Thank you. (Operating Instructions) Please stand by for your first question. Your first question comes from the line of Salveen Richter, Canaccord. Your line is open, please go ahead. Salveen K. Richter – Canaccord Genuity, Inc.: Sure, thanks for taking my questions. Just wondering with the amendment of your, Glaxo partnership relating to TTR, were all of the increased milestones related to accelerated development, or did Glaxo gain additional rates to the drug. And then just also wondering the $2.5 million and $7.5 million milestones that you are supposed to get by the end of quarter, should we expect that to be amortized and over whatever period?

So GSK did not get any additional rates to any additional programs. They enhanced the economics…

(Inaudible)

Or any additional rates to this program. The enhanced economics reflects the fact that we are accelerating the development of the program. We hope to be able to put the drug on the market faster with a more efficient and effective development plan. In other words, taking the very positive Phase I results that we have are going directly into our Phase III study, instead of going Phase I, Phase II, Phase III, which would have been more expensive and importantly taken a lot long longer to complete. And so we’re awarded for that increased efficiency, both in terms of additional pre-commercialization milestone, additional milestones while the Phase III trial is ongoing and additional post-commercialization sales milestones. You will remember that we had $10 million milestone under the original agreement that we would get at the beginning of the next study. That $10 million, $2.5 million of it’s being accelerated and we earned that when we signed the amendment. The other $7.5 million will get when the study starts. And those two payments, the $2.5 million and the $7.5 million that we plan to get this year will be amortized over the two and a half year period of the performance for the work under the amendment. Salveen K. Richter – Canaccord Genuity, Inc.: Okay. And then just a follow up question, regarding KYNAMRO, in the FDA documents, there was a comment about how that you could look at efficacy and determine a threshold LDL reduction over a certain time period, and we didn't see that reduction potentially discontinuing the drug. Do you think that’s going to actually play out in the label?

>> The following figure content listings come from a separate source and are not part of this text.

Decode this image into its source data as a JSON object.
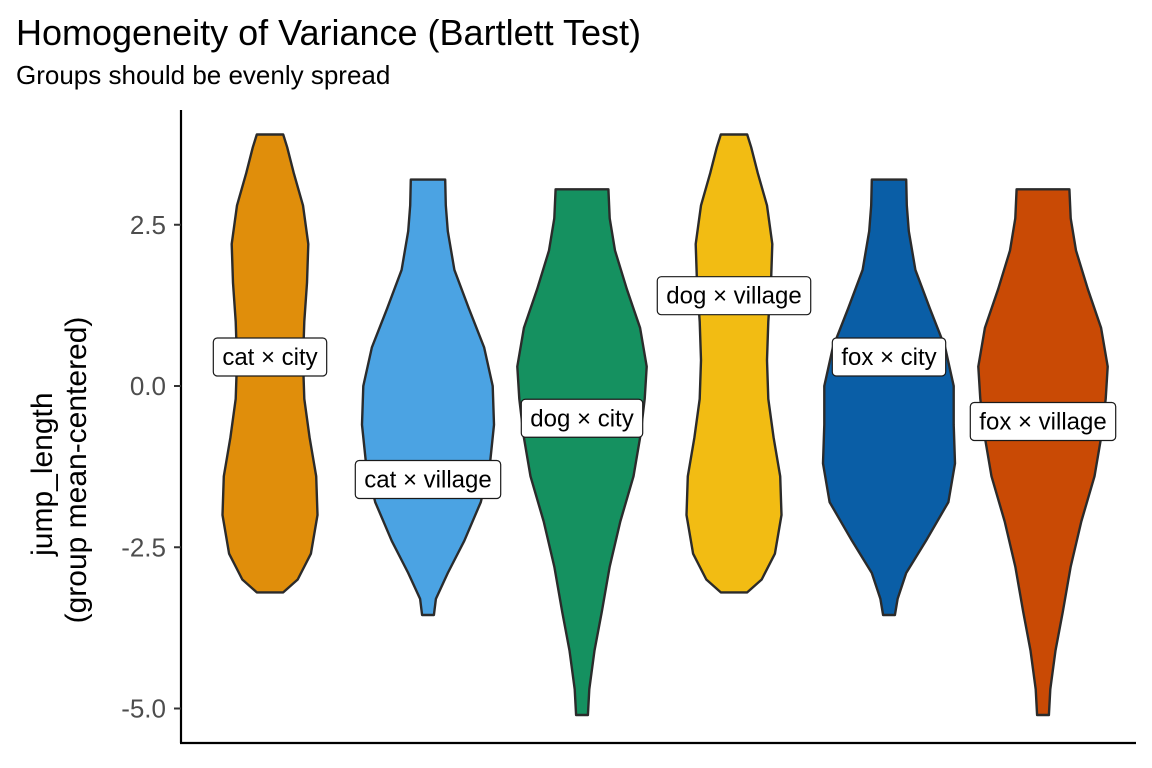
{
  "title": "Homogeneity of Variance (Bartlett Test)",
  "subtitle": "Groups should be evenly spread",
  "chart_data": {
    "type": "violin",
    "ylabel_line1": "jump_length",
    "ylabel_line2": "(group mean-centered)",
    "xlabel": "",
    "ylim": [
      -5.5,
      4.2
    ],
    "yticks": [
      {
        "value": 2.5,
        "label": "2.5"
      },
      {
        "value": 0.0,
        "label": "0.0"
      },
      {
        "value": -2.5,
        "label": "-2.5"
      },
      {
        "value": -5.0,
        "label": "-5.0"
      }
    ],
    "grid": false,
    "legend": "none",
    "groups": [
      {
        "label": "cat × city",
        "color": "#E08E0B",
        "min": -3.2,
        "max": 3.9,
        "label_y": 0.45,
        "profile": [
          [
            -3.2,
            0.2
          ],
          [
            -3.0,
            0.42
          ],
          [
            -2.6,
            0.62
          ],
          [
            -2.0,
            0.72
          ],
          [
            -1.4,
            0.7
          ],
          [
            -0.8,
            0.6
          ],
          [
            -0.2,
            0.52
          ],
          [
            0.4,
            0.5
          ],
          [
            1.0,
            0.52
          ],
          [
            1.6,
            0.56
          ],
          [
            2.2,
            0.58
          ],
          [
            2.8,
            0.5
          ],
          [
            3.3,
            0.36
          ],
          [
            3.7,
            0.26
          ],
          [
            3.9,
            0.2
          ]
        ]
      },
      {
        "label": "cat × village",
        "color": "#4BA3E3",
        "min": -3.55,
        "max": 3.2,
        "label_y": -1.45,
        "profile": [
          [
            -3.55,
            0.09
          ],
          [
            -3.3,
            0.12
          ],
          [
            -2.9,
            0.3
          ],
          [
            -2.4,
            0.55
          ],
          [
            -1.8,
            0.8
          ],
          [
            -1.2,
            0.94
          ],
          [
            -0.6,
            1.0
          ],
          [
            0.0,
            0.98
          ],
          [
            0.6,
            0.85
          ],
          [
            1.2,
            0.62
          ],
          [
            1.8,
            0.4
          ],
          [
            2.4,
            0.3
          ],
          [
            2.8,
            0.27
          ],
          [
            3.2,
            0.26
          ]
        ]
      },
      {
        "label": "dog × city",
        "color": "#159160",
        "min": -5.1,
        "max": 3.05,
        "label_y": -0.5,
        "profile": [
          [
            -5.1,
            0.09
          ],
          [
            -4.7,
            0.11
          ],
          [
            -4.1,
            0.19
          ],
          [
            -3.5,
            0.3
          ],
          [
            -2.8,
            0.42
          ],
          [
            -2.1,
            0.58
          ],
          [
            -1.4,
            0.78
          ],
          [
            -0.8,
            0.88
          ],
          [
            -0.2,
            0.95
          ],
          [
            0.3,
            0.98
          ],
          [
            0.9,
            0.88
          ],
          [
            1.5,
            0.68
          ],
          [
            2.1,
            0.5
          ],
          [
            2.6,
            0.42
          ],
          [
            3.05,
            0.4
          ]
        ]
      },
      {
        "label": "dog × village",
        "color": "#F2BC13",
        "min": -3.2,
        "max": 3.9,
        "label_y": 1.4,
        "profile": [
          [
            -3.2,
            0.2
          ],
          [
            -3.0,
            0.42
          ],
          [
            -2.6,
            0.62
          ],
          [
            -2.0,
            0.72
          ],
          [
            -1.4,
            0.7
          ],
          [
            -0.8,
            0.6
          ],
          [
            -0.2,
            0.52
          ],
          [
            0.4,
            0.5
          ],
          [
            1.0,
            0.52
          ],
          [
            1.6,
            0.56
          ],
          [
            2.2,
            0.58
          ],
          [
            2.8,
            0.5
          ],
          [
            3.3,
            0.36
          ],
          [
            3.7,
            0.26
          ],
          [
            3.9,
            0.2
          ]
        ]
      },
      {
        "label": "fox × city",
        "color": "#0A5EA6",
        "min": -3.55,
        "max": 3.2,
        "label_y": 0.45,
        "profile": [
          [
            -3.55,
            0.09
          ],
          [
            -3.3,
            0.13
          ],
          [
            -2.9,
            0.26
          ],
          [
            -2.4,
            0.56
          ],
          [
            -1.8,
            0.9
          ],
          [
            -1.2,
            1.0
          ],
          [
            -0.6,
            0.98
          ],
          [
            0.0,
            0.98
          ],
          [
            0.6,
            0.85
          ],
          [
            1.2,
            0.62
          ],
          [
            1.8,
            0.4
          ],
          [
            2.4,
            0.3
          ],
          [
            2.8,
            0.27
          ],
          [
            3.2,
            0.26
          ]
        ]
      },
      {
        "label": "fox × village",
        "color": "#C94A05",
        "min": -5.1,
        "max": 3.05,
        "label_y": -0.55,
        "profile": [
          [
            -5.1,
            0.09
          ],
          [
            -4.7,
            0.11
          ],
          [
            -4.1,
            0.19
          ],
          [
            -3.5,
            0.3
          ],
          [
            -2.8,
            0.42
          ],
          [
            -2.1,
            0.58
          ],
          [
            -1.4,
            0.78
          ],
          [
            -0.8,
            0.88
          ],
          [
            -0.2,
            0.95
          ],
          [
            0.3,
            0.98
          ],
          [
            0.9,
            0.88
          ],
          [
            1.5,
            0.68
          ],
          [
            2.1,
            0.5
          ],
          [
            2.6,
            0.42
          ],
          [
            3.05,
            0.4
          ]
        ]
      }
    ]
  }
}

No. I think just to practice medicine. The facts are, what we saw was, I think actually very reasonable variability in the homozygous FH trial certainly no greater variability than we’re seeing with other drugs in this patient population. And you’ll remember that we showed that the vast majority of the sort of small responders were more of late responders, they occur, we saw them begin to respond a little later than some other patients. So what we believe is that the label where reasons we’d expected and physicians will treat their patients, and monitor the performance of the drug, now if they don't see good performance by 6 to 12 weeks. And they will make changes to the drug and we expect good performance in the vast majority of patients. Salveen K. Richter – Canaccord Genuity, Inc.: Okay. thanks, Stan.

You bet.

Thank you. You have no questions at this time. (Operator Instructions)

As there are no further questions, I want to thank everyone for their participation. We do have a very full agenda for the end of the year, we will keep you posted on the progress that we make, and then and they get sets up for an exciting year for the pipeline and the technology in KYNAMRO, in 2013. Thanks so much.

Thank you for your participation in today's conference, this concludes the presentation. You may now disconnect. Have a good day.